Banyak pihak melihat bahwa pengubahan ini adalah untuk memuluskan jalan bagi Kaesang Pangarep, putra kedua Jokowi, untuk bisa ikut mencalonkan diri walaupun usianya baru akan mencapai 30 tahun pada Desember 2024, sedangkan hari penetapan pasangan calon adalah pada 22 September.
Setelah tekanan dari protes masyarakat melalui kampanye “Peringatan Darurat Indonesia” baik secara daring dan di jalanan yang berakhir rusuh, para anggota DPR akhirnya sepakat membatalkan pembahasan legislasi tersebut.

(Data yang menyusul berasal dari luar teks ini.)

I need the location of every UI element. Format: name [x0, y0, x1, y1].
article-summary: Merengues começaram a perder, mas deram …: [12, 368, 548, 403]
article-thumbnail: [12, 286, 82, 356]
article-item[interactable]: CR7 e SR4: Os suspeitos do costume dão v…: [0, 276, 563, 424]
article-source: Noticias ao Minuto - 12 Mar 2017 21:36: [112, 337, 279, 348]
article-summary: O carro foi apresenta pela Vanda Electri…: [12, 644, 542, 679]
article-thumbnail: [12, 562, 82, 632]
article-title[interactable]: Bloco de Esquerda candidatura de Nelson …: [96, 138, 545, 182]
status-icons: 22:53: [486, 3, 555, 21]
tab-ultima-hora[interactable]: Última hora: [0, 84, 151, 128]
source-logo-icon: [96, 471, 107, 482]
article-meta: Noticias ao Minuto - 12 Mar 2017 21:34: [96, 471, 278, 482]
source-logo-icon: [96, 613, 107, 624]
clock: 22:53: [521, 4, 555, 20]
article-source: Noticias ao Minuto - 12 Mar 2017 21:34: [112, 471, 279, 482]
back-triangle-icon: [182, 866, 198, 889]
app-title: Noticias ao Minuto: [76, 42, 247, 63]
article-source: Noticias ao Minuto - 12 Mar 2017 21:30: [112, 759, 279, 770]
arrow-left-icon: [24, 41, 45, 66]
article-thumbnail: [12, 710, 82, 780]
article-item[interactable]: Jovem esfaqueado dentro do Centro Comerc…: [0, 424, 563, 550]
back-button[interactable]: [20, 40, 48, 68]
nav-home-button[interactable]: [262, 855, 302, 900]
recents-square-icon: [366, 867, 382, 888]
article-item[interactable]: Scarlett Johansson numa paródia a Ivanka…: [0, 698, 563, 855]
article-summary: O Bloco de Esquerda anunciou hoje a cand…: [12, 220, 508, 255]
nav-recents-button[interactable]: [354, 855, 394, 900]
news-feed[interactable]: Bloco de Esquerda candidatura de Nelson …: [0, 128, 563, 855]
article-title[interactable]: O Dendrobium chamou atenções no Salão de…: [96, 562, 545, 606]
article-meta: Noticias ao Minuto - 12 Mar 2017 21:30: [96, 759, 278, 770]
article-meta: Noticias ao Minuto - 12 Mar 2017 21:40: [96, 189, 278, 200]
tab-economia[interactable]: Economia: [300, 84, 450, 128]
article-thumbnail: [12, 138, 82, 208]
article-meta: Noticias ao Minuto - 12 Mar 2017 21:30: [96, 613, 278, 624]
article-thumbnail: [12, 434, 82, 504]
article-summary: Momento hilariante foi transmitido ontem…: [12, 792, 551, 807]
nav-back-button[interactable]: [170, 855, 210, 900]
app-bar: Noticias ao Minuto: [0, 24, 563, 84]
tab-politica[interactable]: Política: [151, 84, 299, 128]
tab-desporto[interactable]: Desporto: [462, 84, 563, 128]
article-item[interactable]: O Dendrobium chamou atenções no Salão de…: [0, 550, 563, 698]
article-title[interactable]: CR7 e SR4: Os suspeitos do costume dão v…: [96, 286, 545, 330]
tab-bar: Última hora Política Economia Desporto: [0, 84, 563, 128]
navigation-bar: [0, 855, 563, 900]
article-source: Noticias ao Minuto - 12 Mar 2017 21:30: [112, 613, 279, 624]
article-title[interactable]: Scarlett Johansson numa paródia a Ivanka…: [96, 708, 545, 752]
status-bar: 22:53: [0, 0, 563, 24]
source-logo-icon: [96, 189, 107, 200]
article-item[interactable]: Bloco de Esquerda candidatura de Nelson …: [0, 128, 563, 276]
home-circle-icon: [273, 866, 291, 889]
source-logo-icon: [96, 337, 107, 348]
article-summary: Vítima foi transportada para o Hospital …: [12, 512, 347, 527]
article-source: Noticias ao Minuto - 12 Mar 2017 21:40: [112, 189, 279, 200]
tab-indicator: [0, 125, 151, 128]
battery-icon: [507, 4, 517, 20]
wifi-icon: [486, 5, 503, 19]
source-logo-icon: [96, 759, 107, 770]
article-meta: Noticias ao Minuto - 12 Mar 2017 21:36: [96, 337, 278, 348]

Polisi sebut telah pulangkan lebih seratus demonstran
Meski sempat membantah telah menahan demonstran, polisi pada Jumat akhirnya menyampaikan telah menangkap 301 demonstran di depan gedung DPR. Dari jumlah itu, sebanyak 112 orang telah dibebaskan.
Kabid Humas Polda Metro Jaya Kombes Ade Ary Syam Indradi mengatakan para demonstran yang belum dipulangkan sedang menjalani pemeriksaan.
Ary mengklaim para demonstran diamankan petugas karena diduga mengganggu ketertiban, merusak, dan tidak mengindahkan peringatan petugas di lapangan.
“Ada yang sudah dipulangkan setelah selesai dilakukan klarifikasi, namun ada beberapa yang belum karena proses pengambilan keterangan ini juga membutuhkan waktu,” ujar Ade pada wartawan.
BenarNews telah menghubungi Ade soal status para tahanan saat ini, namun tidak memperoleh balasan. Ade juga tidak menjawab pertanyaan apakah polisi terlibat tindak kekerasan terhadap jurnalis.
Rumadi Ahmad, Tenaga Ahli Utama Kantor Staf Presiden Bidang Politik, Hukum, Keamanan dan HAM, mengatakan pemerintah menjamin kekebebasan dalam menyampaikan pendapat.
“Menyampaikan pendapat merupakan hak yang dilindungi undang-undang. Semua pihak harus menahan diri tidak melakukan kekerasan,” kepada BenarNews.
Insiden berulang
Direktur Eksekutif Amnesty Internasional Usman Hamid mengecam kekerasan polisi yang hanya mengulang tindakan-tindakan represif aparat sebelumnya.
“Insiden yang berulang ini membuktikan kegagalan pihak berwenang untuk menghormati, memfasilitasi, dan melindungi hak untuk berunjuk rasa, yang dijamin oleh hukum hak asasi manusia nasional dan internasional,” ucap Usman dalam keterangannya kepada BenarNews pada Jumat.
“Amnesty International Indonesia dan organisasi mitra menemukan bahwa pasukan polisi telah menggunakan kekerasan yang melanggar hukum dan menangkap pengunjuk rasa secara sewenang-wenang selama unjuk rasa,” tambah Usman.
Amnesty juga memiliki video di mana polisi mengejar dan memukul pengunjuk rasa dengan tongkat dan menginjaknya dalam aksi demonstrasi di Bandung.
Di Semarang, setidaknya 15 mahasiswa dari berbagai kampus dirawat di RS Roemani akibat tembakan gas air mata ke arah pengunjuk rasa oleh polisi.
“Mereka mengalami gejala seperti sesak nafas, mual, mata perih, dan beberapa bahkan pingsan,” ucap Usman.
Sebelumnya pada tahun 2020, Amnesty International memverifikasi 51 video yang menggambarkan 43 insiden kekerasan polisi selama aksi unjuk rasa menentang Undang-Undang Cipta Kerja.
Komisi untuk Orang Hilang dan Tindak Kekerasan (KontraS) mengecam kekerasan dan penyiksaan terhadap demonstran.
“Selain pelanggaran terhadap konstitusi, hal tersebut juga merupakan pelanggaran terhadap aturan perilaku Kepolisian sebagaimana diatur oleh Peraturan Kapolri,” ujar Wakil Koordinator KontraS Andi Muhammad Rezaldy dalam keterangan kepada BenarNews.
Arie Firdaus dan Nazarudin Latif berkontribusi dalam laporan ini.